Abbiamo tutti fretta di uscire dall’incubo, e tutti avremmo un motivo valido per mettere le mani su quella benedetta fiala prima degli altri. Ma ci sono sindaci che il Covid l’hanno preso ed hanno continuato in un modo o nell’altro a governare la propria città, ci sono commesse che tutto il giorno alla cassa del supermercato toccano merce toccata da altri, ci sono fisioterapisti che aspettano ancora il loro turno, sudando ogni giorno con due mascherine sulla faccia mentre manipolano il paziente, e lì provaci a rispettare la distanza di un metro. E così via, in un elenco infinito di ragioni e di urgenze.
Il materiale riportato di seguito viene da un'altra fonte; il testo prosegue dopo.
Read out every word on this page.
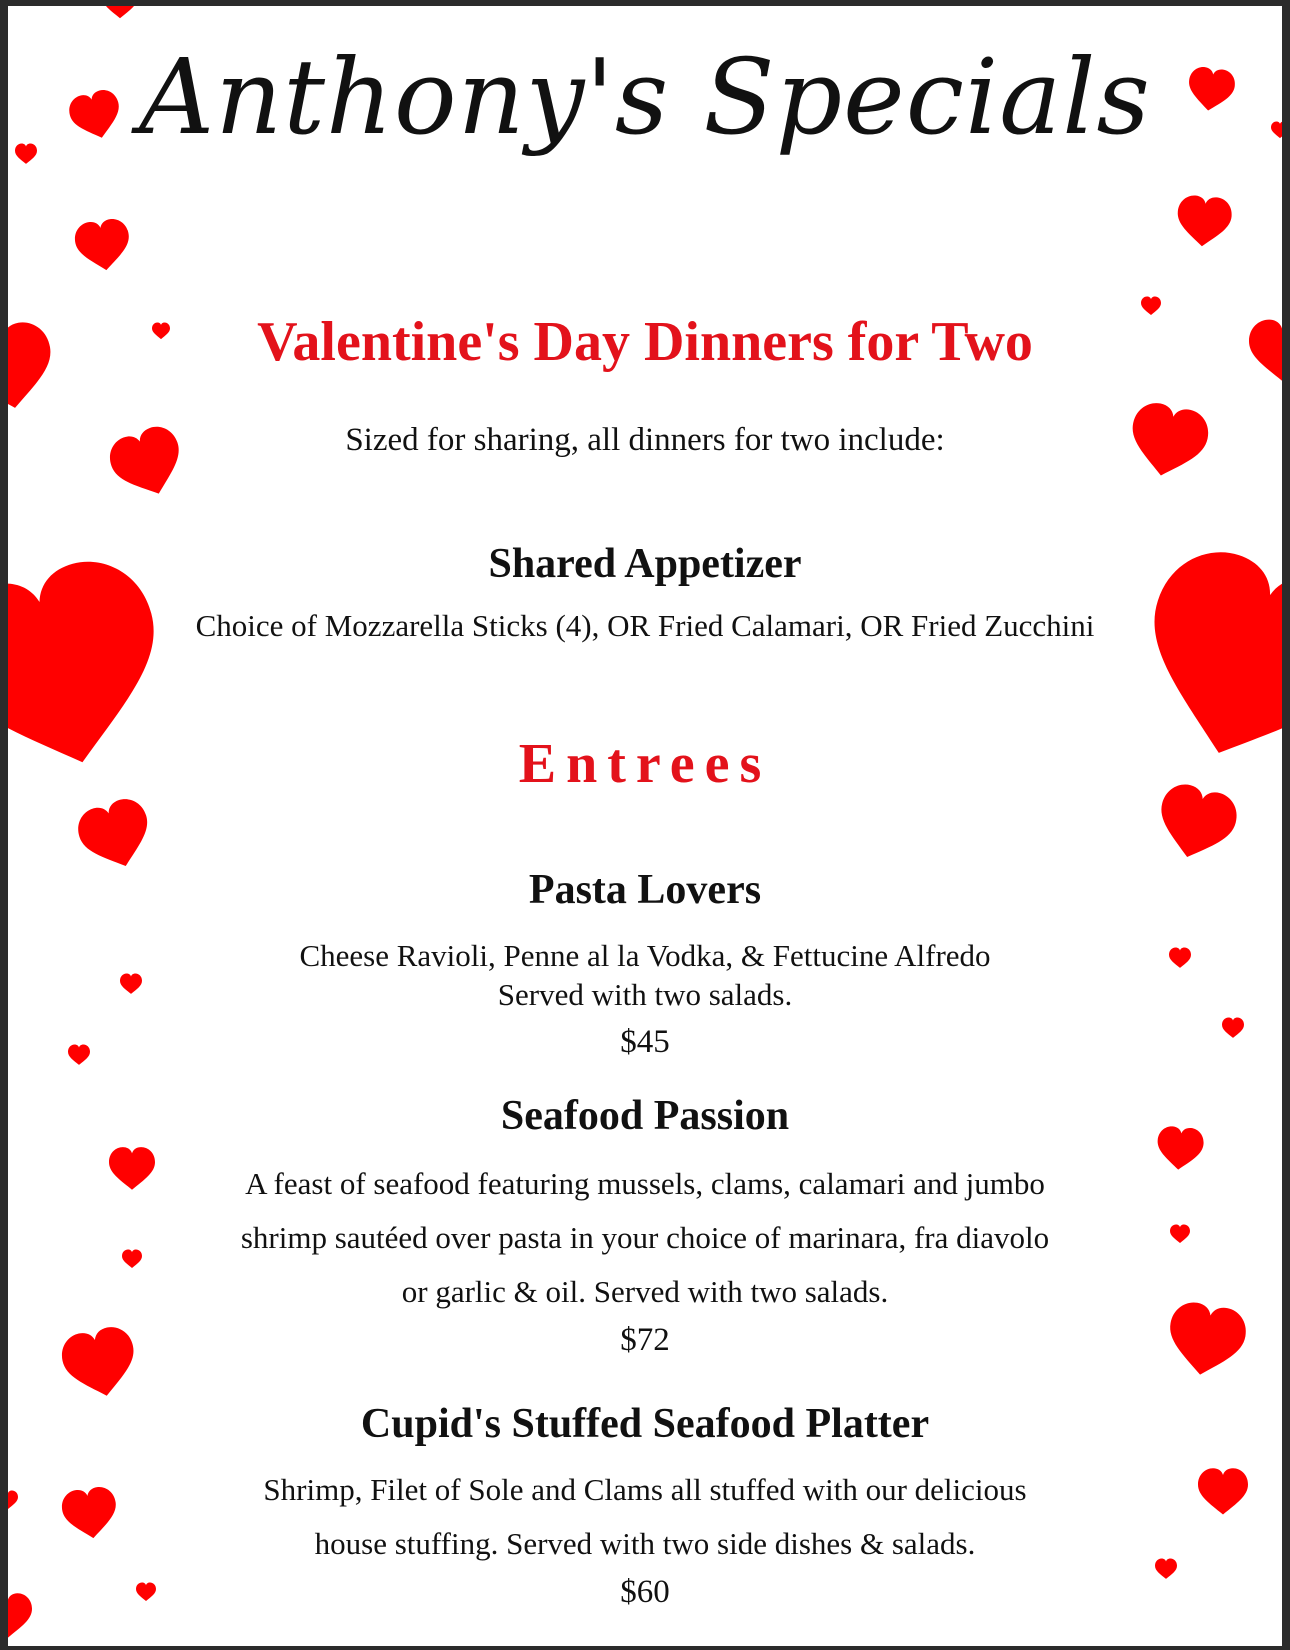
Anthony's Specials
Valentine's Day Dinners for Two
Sized for sharing, all dinners for two include:
Shared Appetizer
Choice of Mozzarella Sticks (4), OR Fried Calamari, OR Fried Zucchini
Entrees
Pasta Lovers
Cheese Ravioli, Penne al la Vodka, & Fettucine Alfredo
Served with two salads.
$45
Seafood Passion
A feast of seafood featuring mussels, clams, calamari and jumbo
shrimp sautéed over pasta in your choice of marinara, fra diavolo
or garlic & oil. Served with two salads.
$72
Cupid's Stuffed Seafood Platter
Shrimp, Filet of Sole and Clams all stuffed with our delicious
house stuffing. Served with two side dishes & salads.
$60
Si può discutere, legittimamente, se sia stato logico vaccinare subito gli insegnanti e non ancora gli studenti, se non fosse stato il caso di dare la precedenza ai giovani, che sono quelli che vanno più in giro e che più di tutti rischiano di spargere il contagio, piuttosto che alle persone anziane più inclini a stare a casa; se ha senso far aspettare disabili e malati oncologici e se è giusto che pizzaioli e commercianti debbano tenere chiuse le loro attività, quando vaccinarli subito potrebbe dare una botta di vita pure all’economia. Si può discutere, e accade pure di litigare, se sia più «servizio pubblico» il mestiere dell’autotrasportatore o quello del giornalista, dell’avvocato o del barista. Ma il vaccino non è una giacchetta, non si può tirare da tutte le parti, che poi resta comunque un esercizio inutile. Il vaccino è una faccenda seria, da maneggiare con cura. Stiamo vivendo un passaggio quasi sacro, di certo solenne, in grado di dire molto della concretezza, dell’affidabilità di un Paese e dei suoi cittadini. Il presidente Mattarella, un italiano giusto seduto su quella poltroncina blu come noi, in mezzo a noi, non avrebbe potuto dirlo meglio. Noi ci siamo e ci crediamo: non chiediamo di venire prima, piuttosto cerchiamo di affrettare il passo.